Assessment reports>N1 Bridge>High findings>Insufficient block validation
Category: Coding Mistakes

Insufficient block validation

High Severity
Medium Impact
Low Likelihood

Description

A block consists of the following fields:

pub struct Block {
    pub facts: BlockFacts,
    pub finalized: bool,
    pub slot_proposed: u64,
}

pub struct BlockFacts {
    pub prev_state_facts: StateFacts,
    pub next_state_facts: StateFacts,
    pub da_commitment: [u8; 32],
    pub withdrawal_root: [u8; 32],
}

pub struct StateFacts {
    pub app_state_commitment: [u8; 32],
    pub deposit_root: [u8; 32],
    pub last_deposit_index: u64,
    pub last_action_id: u64,
}

The propose_block instruction takes a BlockFacts struct as an argument to propose a new block to the bridge program, and it can only be run by the account set as the operator.

The operator is meant to be untrusted, so the implementation performs some validation on the block to assert that the block is correct.

It currently validates the following:

  1. The block is proposed by the operator.

  2. The data-availability (DA) fact is finalized.

  3. The last deposit (if supplied) hashes to the provided deposit root in the next state facts.

And when a block is finalized via the finalize_block instruction, it performs some additional validation:

  1. The previous state facts should match the current state facts.

  2. The block has not been previously finalized.

  3. The block has existed for enough time (based on challenge_period_slots).

However, the last_deposit account in the propose_block instruction does not have sufficient validation:

#[account(
    seeds = [DEPOSIT_SEED, &facts.next_state_facts.last_deposit_index.to_le_bytes()],
    bump,
)]
pub last_deposit: Option<Account<'info, Deposit>>,

Even if a last deposit does exist, it can still be set to None since the account is wrapped in an Option.

This messes up the validation for last_deposit_index and deposit_root for the next state facts:

match (
    facts.next_state_facts.last_deposit_index,
    facts.next_state_facts.deposit_root,
    &ctx.accounts.last_deposit,
) {
    (0, root, None) if root == [0; 32] => (),
    (_, root, Some(d)) if root == d.hash() => (),
    _ => return err!(BridgeError::InvalidDepositRoot),
};

A block can be proposed with a last_deposit_index set to zero and an empty deposit_root if last_deposit is set to None, even if a last deposit does exist.

In addition, there is no validation for the withdrawal_root field as well as the app_state_commitment, last_action_id, and last_deposit_index fields in the next state facts.

Impact

Invalid values for app_state_commitment, last_action_id, last_deposit_index, and deposit_root can cause errors in off-chain bridge infrastructure that trusts these values to be correct.

An invalid Merkle root for withdrawal_root would allow an attacker to verify any withdrawal proof and drain funds from the bridge.

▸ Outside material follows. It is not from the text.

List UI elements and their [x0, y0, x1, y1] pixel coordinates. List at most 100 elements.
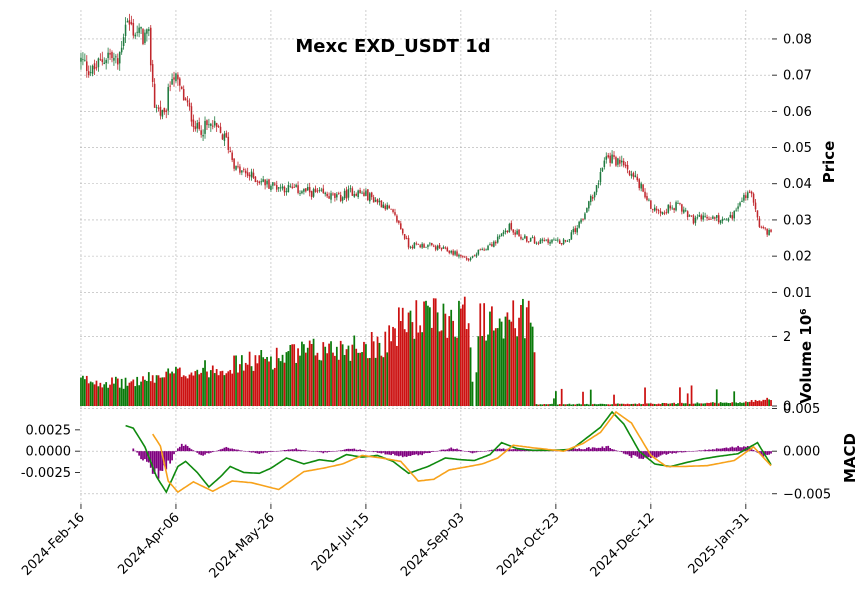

However, this would require a compromised bridge operator to propose and finalize a malicious block.

Recommendations

Implement validation for fields that can be validated on chain.

For example, the last_deposit account should never be None if there has been a previous deposit.

Remediation

The issue has been acknowledged by Layer N, and the team intends for most block validation to happen off chain via manual intervention or a challenge mechanism, as mentioned in Discussion point ref.

Some extra checks were added in , and the following comment was provided:

A block is allowed to be proposed covering a smaller range of deposits than available at proposal time.

Off-chain bridge infrastructure that should NOT trust these values to be

correct as they belong to an unfinalized block.

Furthermore, an invalid Merkle root for withdrawal_root would NOT allow an attacker to verify any withdrawal proof and drain funds from the bridge as that would require the block to be finalized.

While finalization is intended for the operator, there is no trust assumption on the signer selecting valid blocks to finalize. There is however a (planned) monetary incentive on the proposer. The validation of a block prior to finalization is done by the contract through proposal and finalization-time checks AND our fraud-proof challenge mechanism (planned) / manual review during longer challenge-period + manual intervention (interim).